Coalition members said workers who do not feel safe will find work in other places and the cost of providing basic security is making it difficult to do business in Santa Monica.


“Due to the lack of action in ensuring safe and clean streets, we’ve had to allocate additional labor to secure the hotel perimeter. This is essential for the protection of both our team members and guests,” said Diego Ruiz de Porras, General Manager of Hotel Oceana in a statement. “Unfortunately, we frequently face the need to evacuate homeless individuals sleeping in the back alley and the safety of our guests on the Palisades Promenade is a growing concern.”


Condie said the first step is organizing like-minded businesses. From there, he said the group would expand to education with outreach efforts to customers, politicians and residents regarding the issue.


“It’s about engagement,” he said. “Those that are involved here are members of the community, they love Santa Monica and want the best for Santa Monica. What they’ve been seeing and how it’s impacting their customers, their employees, it’s just reached a crisis level. This is about organizing. The quality of life, preserving the unique experience that Santa Monica offers, that seems to be — based on discussions with restaurants — the sheen is wearing off as they talk to a lot of their customers and they want to do something about it, we’re responding to what we’re hearing from our members.”


Members of the new group said they are not trying to replace any of the existing organizations in Santa Monica but they said the hospitality industry has unique challenges that require a focused approach.

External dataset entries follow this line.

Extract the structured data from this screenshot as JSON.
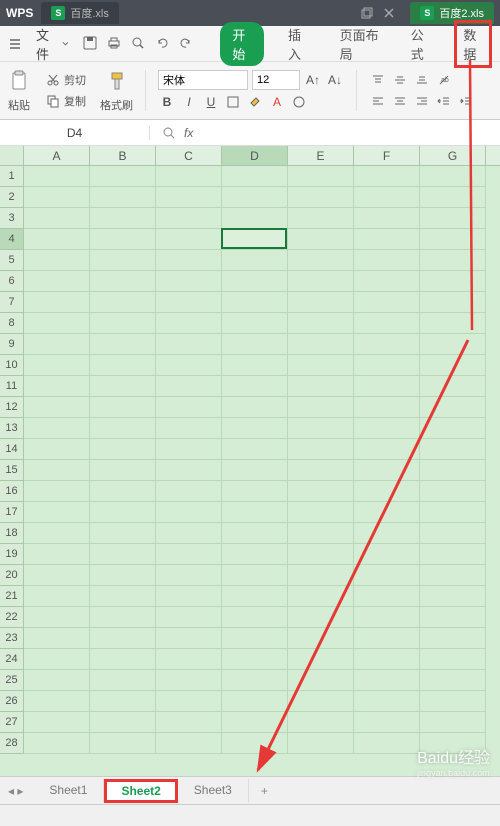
{
  "title_bar": {
    "app_name": "WPS",
    "tabs": [
      {
        "label": "百度.xls",
        "active": false
      },
      {
        "label": "百度2.xls",
        "active": true
      }
    ]
  },
  "menu": {
    "file_label": "文件",
    "tabs": {
      "start": "开始",
      "insert": "插入",
      "page_layout": "页面布局",
      "formula": "公式",
      "data": "数据"
    }
  },
  "ribbon": {
    "cut": "剪切",
    "copy": "复制",
    "paste": "粘贴",
    "format_painter": "格式刷",
    "font_name": "宋体",
    "font_size": "12"
  },
  "name_box": {
    "value": "D4"
  },
  "columns": [
    "A",
    "B",
    "C",
    "D",
    "E",
    "F",
    "G"
  ],
  "row_count": 28,
  "selected": {
    "col": "D",
    "row": 4,
    "col_index": 3
  },
  "sheet_tabs": {
    "items": [
      "Sheet1",
      "Sheet2",
      "Sheet3"
    ],
    "active": "Sheet2",
    "add": "+"
  },
  "watermark": {
    "brand": "Baidu经验",
    "sub": "jingyan.baidu.com"
  }
}
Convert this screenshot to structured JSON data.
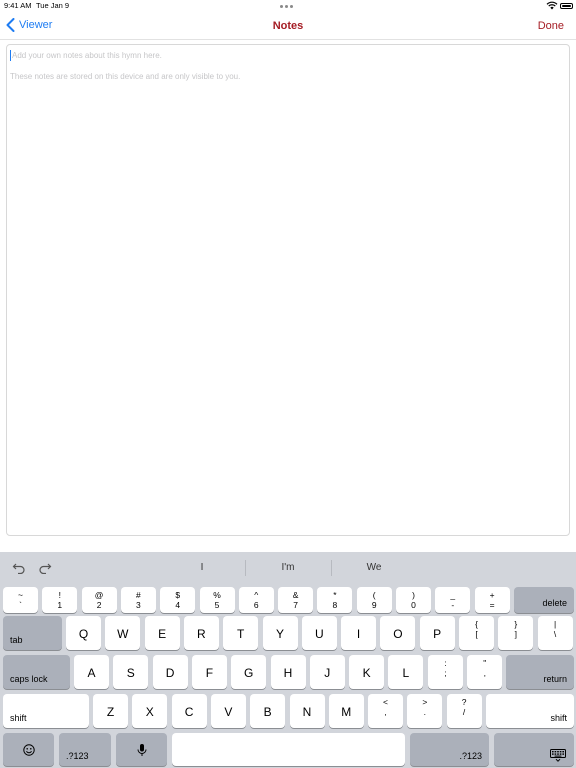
{
  "status": {
    "time": "9:41 AM",
    "date": "Tue Jan 9"
  },
  "nav": {
    "back_label": "Viewer",
    "title": "Notes",
    "done_label": "Done"
  },
  "notes": {
    "placeholder_line1": "Add your own notes about this hymn here.",
    "placeholder_line2": "These notes are stored on this device and are only visible to you."
  },
  "keyboard": {
    "suggestions": [
      "I",
      "I'm",
      "We"
    ],
    "row1": [
      {
        "top": "~",
        "bottom": "`"
      },
      {
        "top": "!",
        "bottom": "1"
      },
      {
        "top": "@",
        "bottom": "2"
      },
      {
        "top": "#",
        "bottom": "3"
      },
      {
        "top": "$",
        "bottom": "4"
      },
      {
        "top": "%",
        "bottom": "5"
      },
      {
        "top": "^",
        "bottom": "6"
      },
      {
        "top": "&",
        "bottom": "7"
      },
      {
        "top": "*",
        "bottom": "8"
      },
      {
        "top": "(",
        "bottom": "9"
      },
      {
        "top": ")",
        "bottom": "0"
      },
      {
        "top": "_",
        "bottom": "-"
      },
      {
        "top": "+",
        "bottom": "="
      }
    ],
    "delete_label": "delete",
    "tab_label": "tab",
    "row2": [
      "Q",
      "W",
      "E",
      "R",
      "T",
      "Y",
      "U",
      "I",
      "O",
      "P"
    ],
    "row2_extra": [
      {
        "top": "{",
        "bottom": "["
      },
      {
        "top": "}",
        "bottom": "]"
      },
      {
        "top": "|",
        "bottom": "\\"
      }
    ],
    "caps_label": "caps lock",
    "row3": [
      "A",
      "S",
      "D",
      "F",
      "G",
      "H",
      "J",
      "K",
      "L"
    ],
    "row3_extra": [
      {
        "top": ":",
        "bottom": ";"
      },
      {
        "top": "\"",
        "bottom": ","
      }
    ],
    "return_label": "return",
    "shift_label": "shift",
    "row4": [
      "Z",
      "X",
      "C",
      "V",
      "B",
      "N",
      "M"
    ],
    "row4_extra": [
      {
        "top": "<",
        "bottom": ","
      },
      {
        "top": ">",
        "bottom": "."
      },
      {
        "top": "?",
        "bottom": "/"
      }
    ],
    "numbers_label": ".?123"
  },
  "colors": {
    "accent_blue": "#1e7cf2",
    "title_red": "#a51c24",
    "keyboard_bg": "#d2d5db"
  }
}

“We joined this coalition effort to affect positive change through better policies that will clean up our streets and lower the cost of staying in business here,” Lucian Tudor, CEO of Global Dining Inc., which includes 1212 Santa Monica, said in a statement. “We aren’t standing by because we believe in Santa Monica.”


Adler said the industry needs to feel its value and a priority for city leaders.

“You know, anytime anyone needs a donation and they come and ask a restaurant, we always help out and set them up for success. We just want to be set up for success too. We want to be able to focus on hospitality, we want to be able to focus on quality of service and quality of product, it’s very hard to take care of others when you yourself don’t feel taken care of.”